The AGM decided to authorise the Board of Directors to decide on the acquisition of the company's own shares. The total number of own shares to be repurchased under this authorisation does not exceed 300 000 shares, which corresponds to approximately 7.6% of the current total number of shares in the company. However, the Company, together with its subsidiaries, may not own and/or pledge more than 10% of all the shares in the Company at any time. Under the authorisation, own shares may only be acquired with free equity. Treasury shares may be acquired at the price prevailing in multilateral trading on the day of acquisition or at any other market price. Shares may also be acquired in the open market at a price not exceeding the market price in the open market at the time of acquisition. The Board of Directors decides how the shares are to be acquired.

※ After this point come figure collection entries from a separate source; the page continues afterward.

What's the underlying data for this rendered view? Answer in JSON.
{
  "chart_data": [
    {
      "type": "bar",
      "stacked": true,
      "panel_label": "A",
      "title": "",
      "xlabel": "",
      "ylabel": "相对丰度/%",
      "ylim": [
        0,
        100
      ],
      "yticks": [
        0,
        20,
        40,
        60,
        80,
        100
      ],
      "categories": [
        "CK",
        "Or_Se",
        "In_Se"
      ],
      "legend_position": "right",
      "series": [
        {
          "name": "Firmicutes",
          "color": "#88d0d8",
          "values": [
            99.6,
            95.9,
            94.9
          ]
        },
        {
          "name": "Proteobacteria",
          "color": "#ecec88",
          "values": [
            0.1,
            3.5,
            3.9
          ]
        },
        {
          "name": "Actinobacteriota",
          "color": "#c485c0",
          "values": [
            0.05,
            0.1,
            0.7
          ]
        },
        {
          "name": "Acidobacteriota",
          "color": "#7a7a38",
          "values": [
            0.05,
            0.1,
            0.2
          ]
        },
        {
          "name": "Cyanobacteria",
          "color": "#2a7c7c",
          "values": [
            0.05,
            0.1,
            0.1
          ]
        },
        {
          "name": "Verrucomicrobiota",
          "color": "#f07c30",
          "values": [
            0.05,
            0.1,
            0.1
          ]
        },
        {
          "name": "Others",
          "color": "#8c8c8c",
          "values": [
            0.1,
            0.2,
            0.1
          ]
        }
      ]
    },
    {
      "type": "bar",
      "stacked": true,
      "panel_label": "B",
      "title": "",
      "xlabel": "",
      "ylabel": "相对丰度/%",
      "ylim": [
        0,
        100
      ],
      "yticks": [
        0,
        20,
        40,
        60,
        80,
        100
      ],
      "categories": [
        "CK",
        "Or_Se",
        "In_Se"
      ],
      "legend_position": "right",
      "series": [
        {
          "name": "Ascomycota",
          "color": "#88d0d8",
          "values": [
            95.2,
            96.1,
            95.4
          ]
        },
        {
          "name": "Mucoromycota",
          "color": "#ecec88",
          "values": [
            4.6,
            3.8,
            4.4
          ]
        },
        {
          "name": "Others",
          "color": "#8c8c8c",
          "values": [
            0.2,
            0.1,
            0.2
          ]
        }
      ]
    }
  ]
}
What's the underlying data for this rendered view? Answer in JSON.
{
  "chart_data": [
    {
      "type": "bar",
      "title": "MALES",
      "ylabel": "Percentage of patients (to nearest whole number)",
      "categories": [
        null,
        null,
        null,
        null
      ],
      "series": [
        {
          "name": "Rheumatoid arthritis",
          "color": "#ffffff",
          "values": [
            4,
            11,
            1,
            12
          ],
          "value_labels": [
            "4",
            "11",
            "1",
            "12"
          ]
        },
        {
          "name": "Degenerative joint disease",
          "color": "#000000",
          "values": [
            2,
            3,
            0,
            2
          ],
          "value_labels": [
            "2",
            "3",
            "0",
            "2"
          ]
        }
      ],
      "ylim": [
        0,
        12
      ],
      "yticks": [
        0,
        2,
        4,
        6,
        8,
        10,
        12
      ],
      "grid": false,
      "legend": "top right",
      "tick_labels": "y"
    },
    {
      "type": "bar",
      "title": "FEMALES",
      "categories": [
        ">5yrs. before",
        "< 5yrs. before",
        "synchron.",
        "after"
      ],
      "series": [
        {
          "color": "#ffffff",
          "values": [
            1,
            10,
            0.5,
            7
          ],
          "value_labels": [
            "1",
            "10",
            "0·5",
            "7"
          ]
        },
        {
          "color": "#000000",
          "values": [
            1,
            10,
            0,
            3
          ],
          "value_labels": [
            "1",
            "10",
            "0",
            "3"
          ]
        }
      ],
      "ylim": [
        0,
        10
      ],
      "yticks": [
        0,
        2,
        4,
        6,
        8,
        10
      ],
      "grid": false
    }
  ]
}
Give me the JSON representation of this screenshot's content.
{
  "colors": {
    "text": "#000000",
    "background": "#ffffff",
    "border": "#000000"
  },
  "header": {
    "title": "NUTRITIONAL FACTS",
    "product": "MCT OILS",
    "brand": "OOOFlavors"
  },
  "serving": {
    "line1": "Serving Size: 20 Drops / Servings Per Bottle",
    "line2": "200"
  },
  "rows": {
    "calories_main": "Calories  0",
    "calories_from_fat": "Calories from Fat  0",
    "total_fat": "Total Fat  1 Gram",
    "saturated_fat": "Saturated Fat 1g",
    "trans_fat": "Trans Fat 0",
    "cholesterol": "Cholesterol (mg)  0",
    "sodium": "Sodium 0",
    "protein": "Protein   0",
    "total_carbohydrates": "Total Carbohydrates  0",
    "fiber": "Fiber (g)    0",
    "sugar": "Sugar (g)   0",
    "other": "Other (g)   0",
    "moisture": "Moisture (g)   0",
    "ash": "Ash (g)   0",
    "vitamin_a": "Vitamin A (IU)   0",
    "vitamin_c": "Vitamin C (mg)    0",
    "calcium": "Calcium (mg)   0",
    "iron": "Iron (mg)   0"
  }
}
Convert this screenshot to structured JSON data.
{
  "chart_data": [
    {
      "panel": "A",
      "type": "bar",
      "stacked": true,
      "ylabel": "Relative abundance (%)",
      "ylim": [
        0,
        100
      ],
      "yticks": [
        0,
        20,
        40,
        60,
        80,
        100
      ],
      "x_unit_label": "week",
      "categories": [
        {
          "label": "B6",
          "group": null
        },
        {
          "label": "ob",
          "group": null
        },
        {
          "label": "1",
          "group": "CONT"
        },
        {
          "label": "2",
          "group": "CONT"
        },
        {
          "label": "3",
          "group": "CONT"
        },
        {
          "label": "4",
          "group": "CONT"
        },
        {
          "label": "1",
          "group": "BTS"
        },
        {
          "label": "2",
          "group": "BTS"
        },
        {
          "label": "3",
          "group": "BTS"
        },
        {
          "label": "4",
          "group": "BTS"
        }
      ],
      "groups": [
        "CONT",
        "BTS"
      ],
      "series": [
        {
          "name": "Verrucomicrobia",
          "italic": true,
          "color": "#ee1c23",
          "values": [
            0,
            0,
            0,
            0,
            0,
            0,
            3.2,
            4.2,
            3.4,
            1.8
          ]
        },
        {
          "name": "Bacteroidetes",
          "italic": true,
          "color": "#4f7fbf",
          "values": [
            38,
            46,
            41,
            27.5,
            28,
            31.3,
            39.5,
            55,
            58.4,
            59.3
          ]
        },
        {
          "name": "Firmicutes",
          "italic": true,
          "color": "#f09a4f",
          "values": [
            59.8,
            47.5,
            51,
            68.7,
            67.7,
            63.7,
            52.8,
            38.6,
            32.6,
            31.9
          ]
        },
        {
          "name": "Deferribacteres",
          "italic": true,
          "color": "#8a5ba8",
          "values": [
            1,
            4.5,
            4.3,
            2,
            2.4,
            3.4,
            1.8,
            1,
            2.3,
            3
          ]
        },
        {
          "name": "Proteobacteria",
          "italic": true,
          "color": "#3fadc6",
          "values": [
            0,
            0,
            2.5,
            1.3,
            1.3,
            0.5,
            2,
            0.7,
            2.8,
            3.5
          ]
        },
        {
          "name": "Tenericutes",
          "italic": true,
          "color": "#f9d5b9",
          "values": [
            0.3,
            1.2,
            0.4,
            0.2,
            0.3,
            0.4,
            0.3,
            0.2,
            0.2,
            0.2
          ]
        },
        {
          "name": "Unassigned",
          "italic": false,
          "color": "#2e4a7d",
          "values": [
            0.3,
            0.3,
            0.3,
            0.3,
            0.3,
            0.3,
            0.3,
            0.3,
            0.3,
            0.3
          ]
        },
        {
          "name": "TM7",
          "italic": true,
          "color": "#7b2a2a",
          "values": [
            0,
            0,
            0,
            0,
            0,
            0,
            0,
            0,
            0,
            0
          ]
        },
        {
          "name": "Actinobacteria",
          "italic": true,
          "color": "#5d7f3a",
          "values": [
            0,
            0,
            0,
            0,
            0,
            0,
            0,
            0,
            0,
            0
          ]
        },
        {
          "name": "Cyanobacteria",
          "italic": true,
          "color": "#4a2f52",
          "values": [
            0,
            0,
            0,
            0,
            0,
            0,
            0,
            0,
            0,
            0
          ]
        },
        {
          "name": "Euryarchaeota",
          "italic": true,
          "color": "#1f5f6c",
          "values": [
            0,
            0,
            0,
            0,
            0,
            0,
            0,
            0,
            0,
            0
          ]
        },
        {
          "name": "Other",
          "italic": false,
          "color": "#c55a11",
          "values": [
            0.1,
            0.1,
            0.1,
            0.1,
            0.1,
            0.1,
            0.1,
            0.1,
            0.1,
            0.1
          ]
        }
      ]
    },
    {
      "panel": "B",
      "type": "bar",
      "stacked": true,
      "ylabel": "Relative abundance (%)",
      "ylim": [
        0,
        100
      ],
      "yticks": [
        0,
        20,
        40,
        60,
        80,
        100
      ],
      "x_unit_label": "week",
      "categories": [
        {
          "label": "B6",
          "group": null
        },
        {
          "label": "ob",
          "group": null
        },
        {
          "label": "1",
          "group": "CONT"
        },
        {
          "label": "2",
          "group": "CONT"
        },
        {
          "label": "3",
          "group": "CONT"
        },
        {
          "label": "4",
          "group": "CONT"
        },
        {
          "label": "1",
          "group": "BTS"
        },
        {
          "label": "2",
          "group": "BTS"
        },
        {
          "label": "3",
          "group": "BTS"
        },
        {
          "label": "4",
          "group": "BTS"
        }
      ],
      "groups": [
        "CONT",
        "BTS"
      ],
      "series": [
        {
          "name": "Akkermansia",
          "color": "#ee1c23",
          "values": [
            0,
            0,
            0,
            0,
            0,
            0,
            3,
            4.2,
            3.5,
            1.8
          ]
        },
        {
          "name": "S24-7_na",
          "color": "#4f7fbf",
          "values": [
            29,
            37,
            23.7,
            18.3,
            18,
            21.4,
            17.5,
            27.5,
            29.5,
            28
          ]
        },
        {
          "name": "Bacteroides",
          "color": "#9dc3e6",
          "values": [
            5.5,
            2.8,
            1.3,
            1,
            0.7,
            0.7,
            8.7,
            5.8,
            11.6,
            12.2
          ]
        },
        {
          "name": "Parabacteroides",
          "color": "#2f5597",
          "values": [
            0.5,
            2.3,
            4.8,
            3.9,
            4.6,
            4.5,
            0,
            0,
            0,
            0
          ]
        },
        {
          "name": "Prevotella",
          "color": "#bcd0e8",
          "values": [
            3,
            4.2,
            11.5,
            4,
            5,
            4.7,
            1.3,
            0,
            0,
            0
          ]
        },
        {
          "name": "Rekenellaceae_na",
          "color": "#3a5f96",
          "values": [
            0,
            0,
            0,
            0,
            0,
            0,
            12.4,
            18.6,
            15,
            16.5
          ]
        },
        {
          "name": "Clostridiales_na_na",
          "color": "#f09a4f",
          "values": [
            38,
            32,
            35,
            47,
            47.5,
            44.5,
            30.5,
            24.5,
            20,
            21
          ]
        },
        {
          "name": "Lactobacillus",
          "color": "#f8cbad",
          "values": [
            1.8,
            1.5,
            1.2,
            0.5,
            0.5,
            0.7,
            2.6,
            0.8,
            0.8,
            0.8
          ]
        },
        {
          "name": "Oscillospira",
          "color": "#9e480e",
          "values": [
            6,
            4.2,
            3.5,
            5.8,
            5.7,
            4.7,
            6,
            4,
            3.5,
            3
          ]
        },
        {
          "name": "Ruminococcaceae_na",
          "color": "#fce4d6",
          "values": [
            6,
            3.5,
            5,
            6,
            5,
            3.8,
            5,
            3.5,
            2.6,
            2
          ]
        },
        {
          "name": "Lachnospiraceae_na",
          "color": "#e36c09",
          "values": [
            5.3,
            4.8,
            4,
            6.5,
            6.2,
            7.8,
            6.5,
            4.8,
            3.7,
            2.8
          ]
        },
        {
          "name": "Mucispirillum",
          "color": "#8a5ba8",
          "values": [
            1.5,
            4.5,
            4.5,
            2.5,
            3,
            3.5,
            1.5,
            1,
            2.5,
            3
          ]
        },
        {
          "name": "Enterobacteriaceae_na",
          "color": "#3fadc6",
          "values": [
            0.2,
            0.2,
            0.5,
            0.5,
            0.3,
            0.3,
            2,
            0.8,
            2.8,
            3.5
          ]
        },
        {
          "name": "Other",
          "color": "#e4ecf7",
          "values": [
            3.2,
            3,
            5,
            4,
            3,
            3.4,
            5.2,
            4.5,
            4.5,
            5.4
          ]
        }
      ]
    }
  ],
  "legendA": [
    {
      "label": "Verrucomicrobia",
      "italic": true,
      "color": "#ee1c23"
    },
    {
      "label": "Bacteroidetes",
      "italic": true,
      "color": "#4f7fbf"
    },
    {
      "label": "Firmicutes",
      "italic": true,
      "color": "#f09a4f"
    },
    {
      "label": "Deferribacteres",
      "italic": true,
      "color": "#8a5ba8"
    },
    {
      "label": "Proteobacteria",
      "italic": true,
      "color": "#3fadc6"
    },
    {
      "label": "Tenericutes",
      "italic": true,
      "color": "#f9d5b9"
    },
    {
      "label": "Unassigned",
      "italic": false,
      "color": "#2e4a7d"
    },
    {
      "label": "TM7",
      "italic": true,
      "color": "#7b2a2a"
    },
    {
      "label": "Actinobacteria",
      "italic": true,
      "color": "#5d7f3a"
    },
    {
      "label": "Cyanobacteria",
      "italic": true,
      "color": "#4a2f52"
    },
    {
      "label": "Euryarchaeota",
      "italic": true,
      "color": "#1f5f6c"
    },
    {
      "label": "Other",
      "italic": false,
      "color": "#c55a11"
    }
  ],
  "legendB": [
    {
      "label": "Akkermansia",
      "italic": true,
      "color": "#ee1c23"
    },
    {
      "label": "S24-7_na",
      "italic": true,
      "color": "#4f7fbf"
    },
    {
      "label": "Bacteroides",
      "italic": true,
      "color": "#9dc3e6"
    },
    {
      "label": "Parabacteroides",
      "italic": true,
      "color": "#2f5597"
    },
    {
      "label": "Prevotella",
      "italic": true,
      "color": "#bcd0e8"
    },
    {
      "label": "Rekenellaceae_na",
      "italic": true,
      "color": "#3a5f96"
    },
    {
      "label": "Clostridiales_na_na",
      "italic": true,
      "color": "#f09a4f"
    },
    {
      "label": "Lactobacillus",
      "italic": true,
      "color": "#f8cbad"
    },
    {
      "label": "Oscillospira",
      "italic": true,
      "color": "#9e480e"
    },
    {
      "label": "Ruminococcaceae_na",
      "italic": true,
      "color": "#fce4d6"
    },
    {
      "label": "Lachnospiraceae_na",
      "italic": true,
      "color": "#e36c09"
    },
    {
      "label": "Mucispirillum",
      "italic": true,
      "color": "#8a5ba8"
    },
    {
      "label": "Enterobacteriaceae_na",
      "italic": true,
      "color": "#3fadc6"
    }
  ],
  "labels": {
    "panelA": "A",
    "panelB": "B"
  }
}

Treasury shares may be acquired otherwise than in proportion to the shares held by the shareholders (directed acquisition) if there is a weighty economic reason for the company to do so in accordance with Chapter 15, Section 6 of the Companies Act. Own shares may be acquired for the purpose of developing the company's capital structure, for the purpose of transferring them for the financing or implementation of possible acquisitions, investments or other arrangements relating to the company's business, for use in the company's incentive schemes or otherwise for further transfer, retention or cancellation. The authorisation cancels the authorisation granted by the Annual General Meeting of 24 March 2022. The authorisation is valid until the next Annual General Meeting, but not later than 30 June 2024.

The AGM resolved to authorise the Board of Directors to decide on the share issue and on the issue of option rights and other special rights entitling to shares within the meaning of Chapter 10, Section 1 of the Companies Act in one or more tranches. Based on the authorisation, a maximum of 390 000 shares (including shares to be issued on the basis of special rights) may be issued, which corresponds to approximately 9.9% of the current number of all shares in the company. The Board of Directors will decide on the terms and conditions of the share issue and the issue of warrants and other special rights entitling to shares. Under the authorisation, both new shares and shares held by the company may be issued. New shares may be issued and shares held by the company may be transferred either against payment or free of charge. The issue and transfer of shares, option rights and other special rights entitling to shares may be effected by way of derogation from the shareholders' pre-emptive subscription rights (directed issue) if there are weighty economic reasons from the company's point of view, such as the use of the shares for the purpose of developing the company's capital structure, for possible acquisitions, investments or other arrangements relating to the company's business or for the implementation of the company's commitment and incentive schemes. The Board of Directors may also decide on a share issue free of charge to the company itself. This authorisation cancels the authorisation granted by the Annual General Meeting of 24 March 2022. The authorisation is valid until the next Annual General Meeting, but not later than 30 June 2024.